TF 5A_822/2020 (d) du 21 février 2022
Couple divorcé; étranger; DIP; filiation; procédure; art. 27 al. 1, 32 et 73 al. 1 LDIP; 42 et 45 al. 2 ch. 4 CC; 39 OEC
Transcription de la reconnaissance d’un·e enfant intervenue à l’étranger (art. 32 et 73 al. 1 LDIP ; art. 45 al. 2 ch. 4 CC ; art. 39 OEC). En vertu de l’art. 32 LDIP, un lien de filiation établi à l’étranger (i.c. par reconnaissance au Brésil) est transcrit dans les registres de l’état civil suisse en vertu d’une décision de l’autorité cantonale de surveillance en matière d’état civil (al. 1), lorsque les conditions des art. 25 à 27 LDIP sont remplies (al. 2) et, si nécessaire, après que les personnes concernées ont été entendues (voir al. 3) (voir ég. art. 45 al. 2 ch. 4 CC ; art. 39 OEC). La reconnaissance est reconnue en Suisse lorsqu’elle est valable dans l’Etat de la résidence habituelle de l’enfant, dans son Etat national, dans l’Etat du domicile ou encore dans l’Etat national de la mère ou du père (art. 73 al. 1 LDIP). Il suffit que la reconnaissance intervenue à l’étranger soit conforme, quant au fond et à la forme, à l’un de ces ordres juridiques (in favorem recognitionis) (consid. 3.1.1 à 3.2).
Idem – distinction avec la procédure de l’art. 42 CC. La procédure de l’art. 42 CC peut viser non seulement la rectification d’une inscription, mais l’inscription elle-même, lorsque les données sont litigieuses. Cela concerne le cas où les données relatives à l’état civil doivent être prouvées par titre en vue de leur inscription, mais qu’il est impossible de se procurer le document en question, ou qu’on ne peut l’exiger. En l’espèce, on ne se trouve toutefois pas dans ce cas de figure (consid. 3.3.2).

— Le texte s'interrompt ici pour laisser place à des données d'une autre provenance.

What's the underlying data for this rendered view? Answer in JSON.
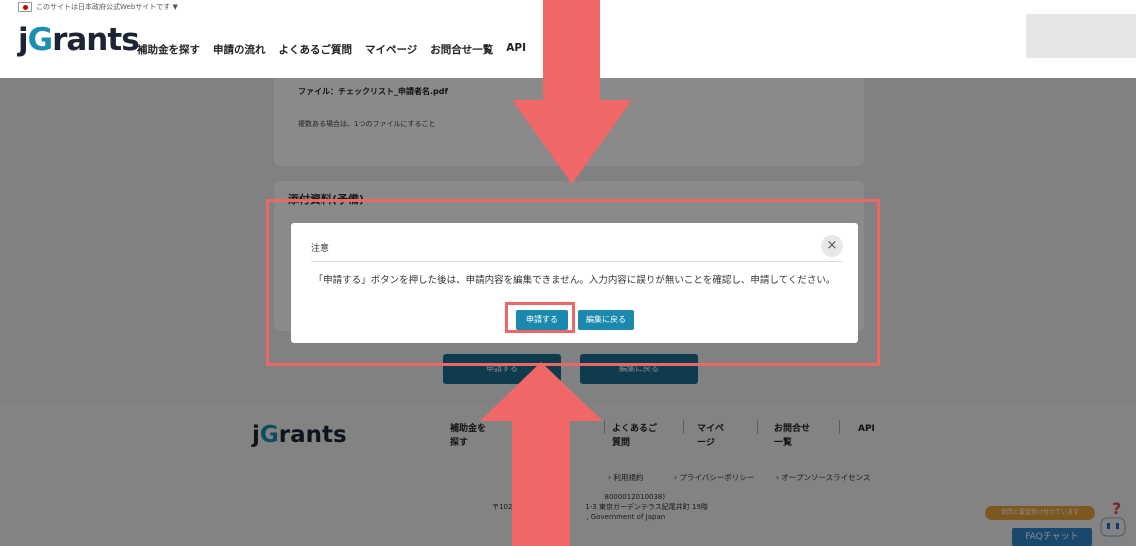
{
  "header": {
    "gov_notice": "このサイトは日本政府公式Webサイトです ▼",
    "logo_prefix": "j",
    "logo_g": "G",
    "logo_rest": "rants",
    "nav": [
      "補助金を探す",
      "申請の流れ",
      "よくあるご質問",
      "マイページ",
      "お問合せ一覧",
      "API"
    ]
  },
  "content": {
    "file_label": "ファイル：チェックリスト_申請者名.pdf",
    "file_note": "複数ある場合は、1つのファイルにすること",
    "section_title": "添付資料(予備)",
    "bg_button_1": "申請する",
    "bg_button_2": "編集に戻る"
  },
  "modal": {
    "title": "注意",
    "close": "×",
    "message": "「申請する」ボタンを押した後は、申請内容を編集できません。入力内容に誤りが無いことを確認し、申請してください。",
    "submit": "申請する",
    "back": "編集に戻る"
  },
  "footer": {
    "logo_prefix": "j",
    "logo_g": "G",
    "logo_rest": "rants",
    "nav": [
      "補助金を\n探す",
      "よくあるご\n質問",
      "マイペ\nージ",
      "お問合せ\n一覧",
      "API"
    ],
    "links": [
      "利用規約",
      "プライバシーポリシー",
      "オープンソースライセンス"
    ],
    "address_1": "デジ                         8000012010038)",
    "address_2": "〒102-0094 東京都千          1-3 東京ガーデンテラス紀尾井町 19階",
    "address_3": "© 202             , Government of Japan"
  },
  "chat": {
    "banner": "質問と要望受け付けています",
    "button": "FAQチャット"
  },
  "colors": {
    "accent": "#1b88ad",
    "highlight": "#ee6666",
    "overlay": "rgba(0,0,0,0.46)"
  }
}
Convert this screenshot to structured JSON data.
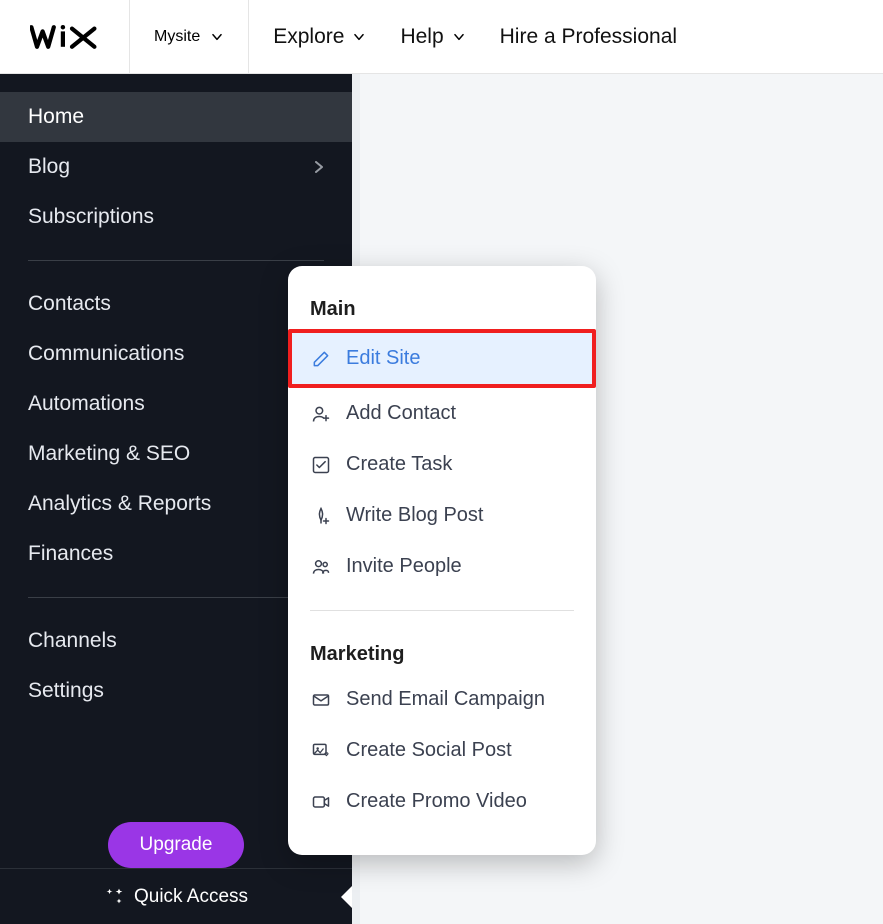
{
  "topbar": {
    "site_menu_label": "Mysite",
    "explore_label": "Explore",
    "help_label": "Help",
    "hire_label": "Hire a Professional"
  },
  "sidebar": {
    "items": [
      {
        "label": "Home",
        "active": true
      },
      {
        "label": "Blog"
      },
      {
        "label": "Subscriptions"
      }
    ],
    "group2": [
      {
        "label": "Contacts"
      },
      {
        "label": "Communications"
      },
      {
        "label": "Automations"
      },
      {
        "label": "Marketing & SEO"
      },
      {
        "label": "Analytics & Reports"
      },
      {
        "label": "Finances"
      }
    ],
    "group3": [
      {
        "label": "Channels"
      },
      {
        "label": "Settings"
      }
    ],
    "upgrade_label": "Upgrade",
    "quick_access_label": "Quick Access"
  },
  "popup": {
    "section_main": "Main",
    "main_items": [
      {
        "label": "Edit Site",
        "highlight": true
      },
      {
        "label": "Add Contact"
      },
      {
        "label": "Create Task"
      },
      {
        "label": "Write Blog Post"
      },
      {
        "label": "Invite People"
      }
    ],
    "section_marketing": "Marketing",
    "marketing_items": [
      {
        "label": "Send Email Campaign"
      },
      {
        "label": "Create Social Post"
      },
      {
        "label": "Create Promo Video"
      }
    ]
  }
}
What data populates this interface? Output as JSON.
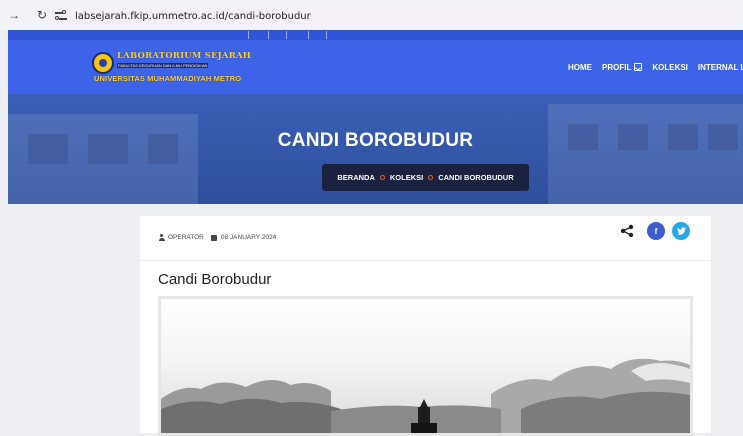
{
  "browser": {
    "url": "labsejarah.fkip.ummetro.ac.id/candi-borobudur"
  },
  "header": {
    "logo_title": "LABORATORIUM SEJARAH",
    "logo_subtitle": "FAKULTAS KEGURUAN DAN ILMU PENDIDIKAN",
    "logo_university": "UNIVERSITAS MUHAMMADIYAH METRO",
    "nav": {
      "home": "HOME",
      "profil": "PROFIL",
      "koleksi": "KOLEKSI",
      "internal": "INTERNAL LI"
    }
  },
  "hero": {
    "title": "CANDI BOROBUDUR",
    "breadcrumb": {
      "home": "BERANDA",
      "section": "KOLEKSI",
      "current": "CANDI BOROBUDUR"
    }
  },
  "post": {
    "author": "OPERATOR",
    "date": "08 JANUARY 2024",
    "title": "Candi Borobudur",
    "share": {
      "facebook": "f",
      "twitter": "t"
    }
  },
  "colors": {
    "header_blue": "#3d63e8",
    "breadcrumb_bg": "#1a2240",
    "breadcrumb_sep": "#e25b2e",
    "facebook": "#3b5ccf",
    "twitter": "#29a8e8"
  }
}
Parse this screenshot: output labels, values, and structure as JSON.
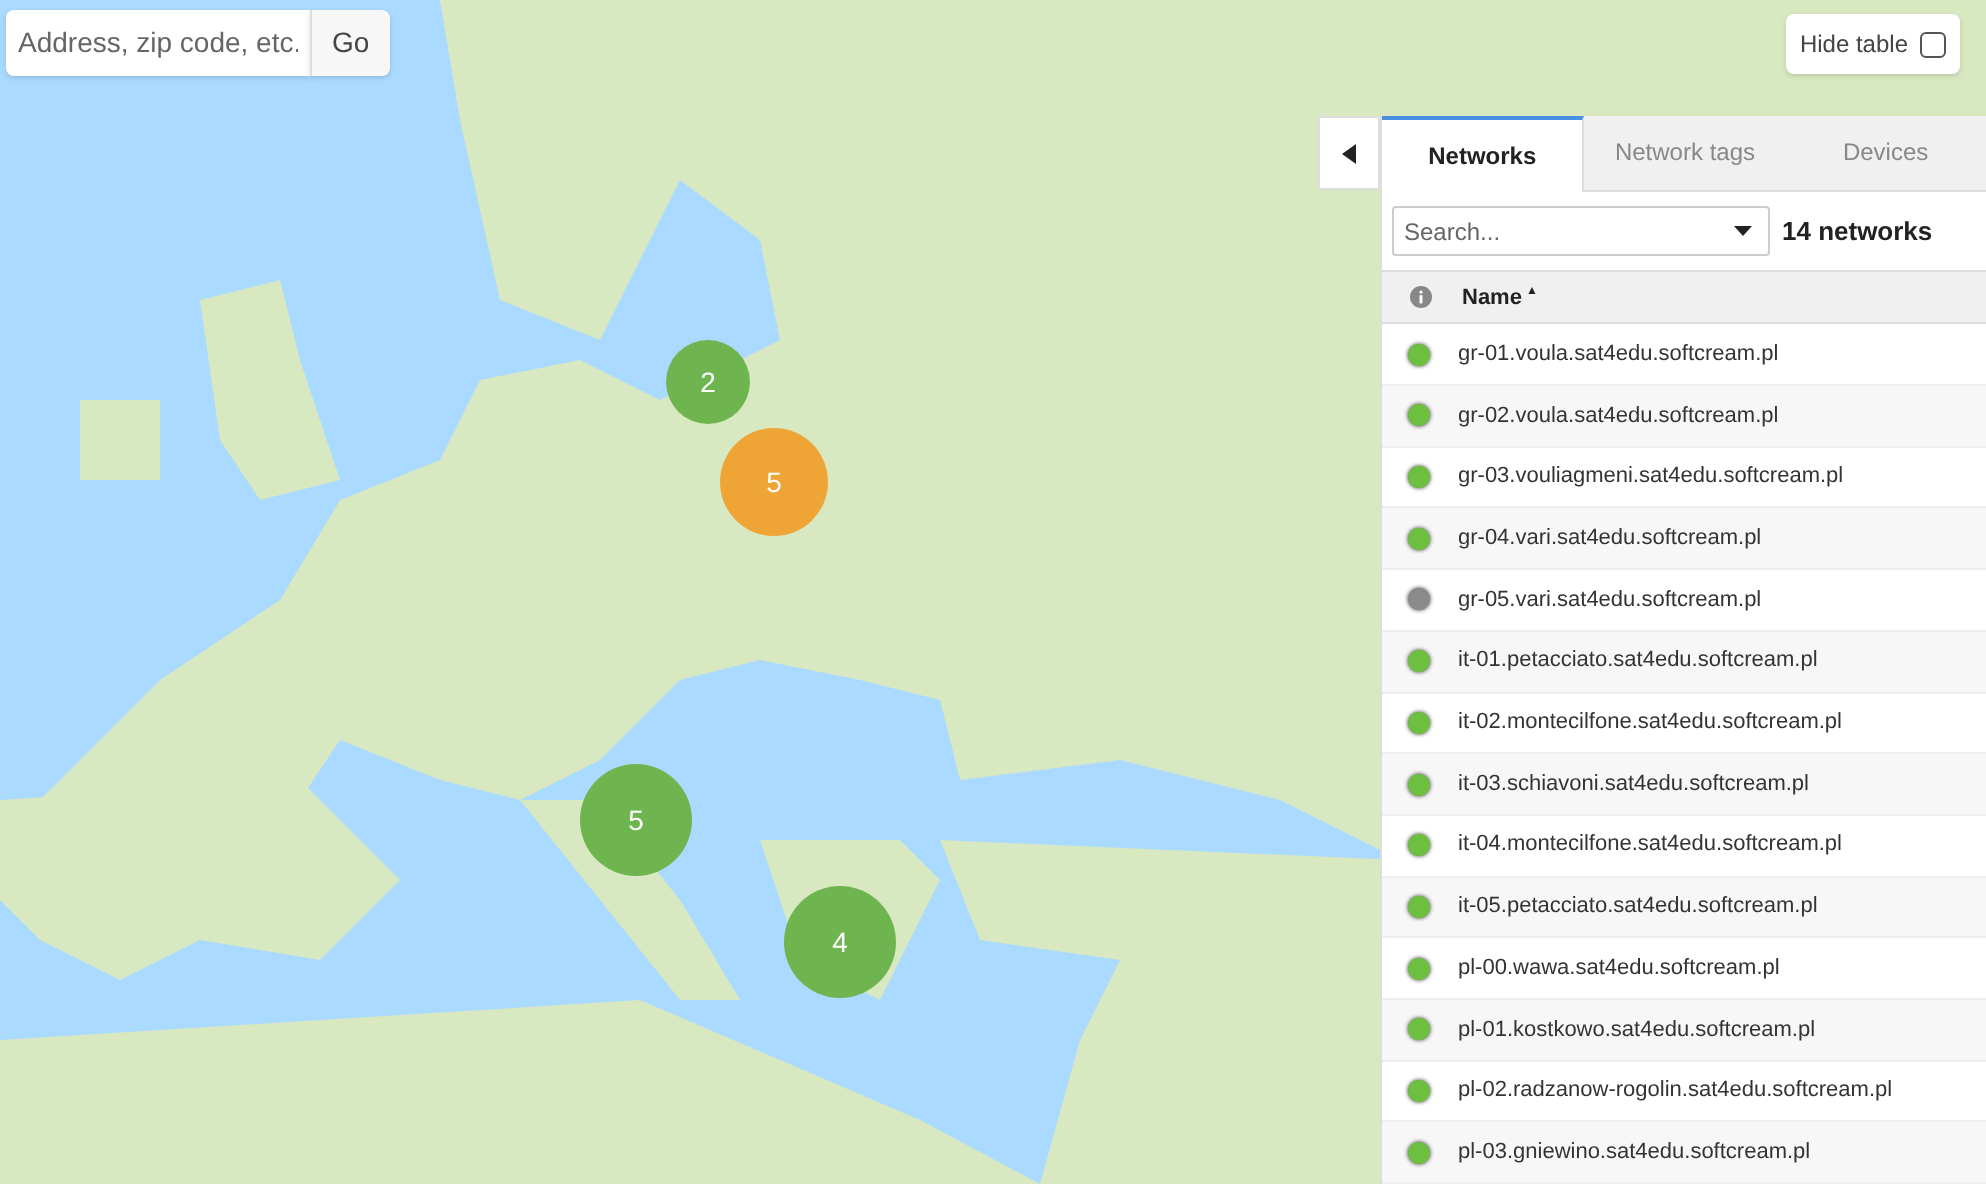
{
  "address_search": {
    "placeholder": "Address, zip code, etc.",
    "button": "Go"
  },
  "hide_table": {
    "label": "Hide table",
    "checked": false
  },
  "clusters": [
    {
      "count": "2",
      "color": "#6fb54f"
    },
    {
      "count": "5",
      "color": "#eea536"
    },
    {
      "count": "5",
      "color": "#6fb54f"
    },
    {
      "count": "4",
      "color": "#6fb54f"
    }
  ],
  "panel": {
    "tabs": [
      {
        "label": "Networks",
        "selected": true
      },
      {
        "label": "Network tags",
        "selected": false
      },
      {
        "label": "Devices",
        "selected": false
      }
    ],
    "search": {
      "placeholder": "Search..."
    },
    "count": "14 networks",
    "columns": [
      "Name"
    ],
    "sort_indicator": "▲",
    "rows": [
      {
        "name": "gr-01.voula.sat4edu.softcream.pl",
        "color": "#6cbf3f"
      },
      {
        "name": "gr-02.voula.sat4edu.softcream.pl",
        "color": "#6cbf3f"
      },
      {
        "name": "gr-03.vouliagmeni.sat4edu.softcream.pl",
        "color": "#6cbf3f"
      },
      {
        "name": "gr-04.vari.sat4edu.softcream.pl",
        "color": "#6cbf3f"
      },
      {
        "name": "gr-05.vari.sat4edu.softcream.pl",
        "color": "#8a8a8a"
      },
      {
        "name": "it-01.petacciato.sat4edu.softcream.pl",
        "color": "#6cbf3f"
      },
      {
        "name": "it-02.montecilfone.sat4edu.softcream.pl",
        "color": "#6cbf3f"
      },
      {
        "name": "it-03.schiavoni.sat4edu.softcream.pl",
        "color": "#6cbf3f"
      },
      {
        "name": "it-04.montecilfone.sat4edu.softcream.pl",
        "color": "#6cbf3f"
      },
      {
        "name": "it-05.petacciato.sat4edu.softcream.pl",
        "color": "#6cbf3f"
      },
      {
        "name": "pl-00.wawa.sat4edu.softcream.pl",
        "color": "#6cbf3f"
      },
      {
        "name": "pl-01.kostkowo.sat4edu.softcream.pl",
        "color": "#6cbf3f"
      },
      {
        "name": "pl-02.radzanow-rogolin.sat4edu.softcream.pl",
        "color": "#6cbf3f"
      },
      {
        "name": "pl-03.gniewino.sat4edu.softcream.pl",
        "color": "#6cbf3f"
      }
    ]
  }
}
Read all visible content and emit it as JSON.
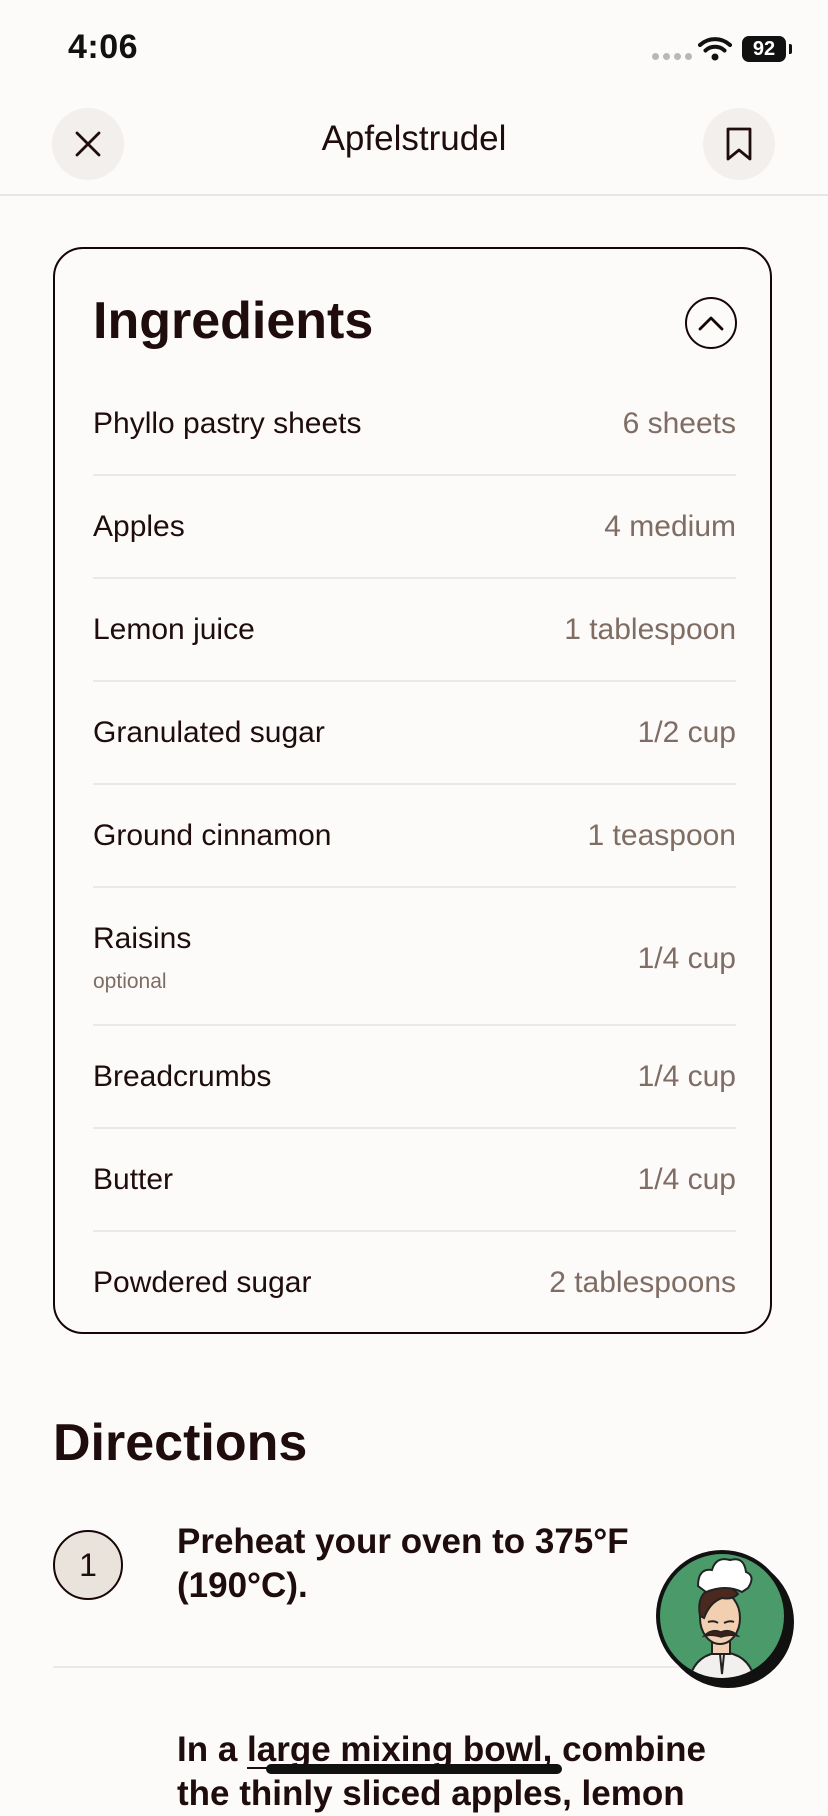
{
  "status_bar": {
    "time": "4:06",
    "battery": "92"
  },
  "nav": {
    "title": "Apfelstrudel"
  },
  "ingredients": {
    "title": "Ingredients",
    "items": [
      {
        "name": "Phyllo pastry sheets",
        "qty": "6 sheets"
      },
      {
        "name": "Apples",
        "qty": "4 medium"
      },
      {
        "name": "Lemon juice",
        "qty": "1 tablespoon"
      },
      {
        "name": "Granulated sugar",
        "qty": "1/2 cup"
      },
      {
        "name": "Ground cinnamon",
        "qty": "1 teaspoon"
      },
      {
        "name": "Raisins",
        "note": "optional",
        "qty": "1/4 cup"
      },
      {
        "name": "Breadcrumbs",
        "qty": "1/4 cup"
      },
      {
        "name": "Butter",
        "qty": "1/4 cup"
      },
      {
        "name": "Powdered sugar",
        "qty": "2 tablespoons"
      }
    ]
  },
  "directions": {
    "title": "Directions",
    "steps": [
      {
        "number": "1",
        "text": "Preheat your oven to 375°F (190°C)."
      },
      {
        "text_before": "In a ",
        "link": "large mixing bowl",
        "text_after": ", combine",
        "line2": "the thinly sliced apples, lemon"
      }
    ]
  },
  "icons": {
    "close": "close-icon",
    "bookmark": "bookmark-icon",
    "collapse": "chevron-up-icon",
    "chef": "chef-avatar-icon"
  },
  "colors": {
    "background": "#fcfbfa",
    "text": "#1f0c0c",
    "muted": "#7f6c63",
    "step_badge": "#e9e3db",
    "chef_green": "#4a9a6a"
  }
}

Reconnaissances visées par l’art. 73 al. 1 LDIP. La « reconnaissance intervenue à l’étranger », au sens de l’art. 73 al. 1 LDIP, est en principe une déclaration privée, souvent soumise à des exigences de forme, admise par les autorités ou tribunaux étrangers, ou une déclaration unilatérale soumise à des exigences formelles (comme un testament ou un acte authentique) qui intervient en dehors d’une procédure (consid. 3.4.1).
Reconnaissance biologiquement « erronée ». La reconnaissance d’un·e enfant n’est pas considérée comme une adoption lorsqu’il s’avère que la personne qui a reconnu l’enfant n’est pas son père (biologique). Ce cas de figure doit être considéré comme une reconnaissance relevant de l’art. 73 al. 1, et non de l’art. 78, LDIP (consid. 3.4.2).
Droit applicable en l’espèce. In casu, le droit brésilien a été appliqué, en tant que droit national de l’enfant et de la mère (consid. 3.5, voir ég. consid. 3.6 et 3.7).
Examen de l’ordre public (art. 27 al. 1 LDIP). L’inscription de la reconnaissance intervenue à l’étranger (art. 73 LDIP) est refusée si elle est manifestement incompatible avec l’ordre public suisse (art. 27 al. 1 cum art. 32 al. 2 LDIP) (consid. 3.8). Selon la conception juridique suisse, la paternité biologique n’est pas une condition de la reconnaissance. Même une reconnaissance consciemment inexacte est valable et ne peut être annulée que par une action en contestation. Cette conception est controversée. Pour une partie de la doctrine, la reconnaissance devrait être refusée lorsque la paternité est manifestement exclue, e.g. en raison de l’âge resp. de la différence d’âge. Selon une pratique cantonale, elle devrait être refusée lorsqu’il y a manifestement abus de droit ou fraude à la loi. La reconnaissance est en tout cas exclue lorsqu’une décision judiciaire s’y oppose (consid. 3.8.1). Savoir si l’ordre public est manifestement violé ne s’examine pas de manière abstraite, mais au regard des conséquences dans le cas d’espèce. Il faut également tenir compte des liens avec l’Etat étranger et du laps de temps entre l’établissement de l’acte litigieux et la décision qui l’examine. Ces principes s’appliquent également en cas de reconnaissance d’un·e enfant manifestement inexacte (sur le plan biologique), en particulier lorsque l’auteur de la reconnaissance invoque des années plus tard, dans une procédure de droit de la famille, la contrariété à l’ordre public de sa propre reconnaissance (consid. 3.8.2).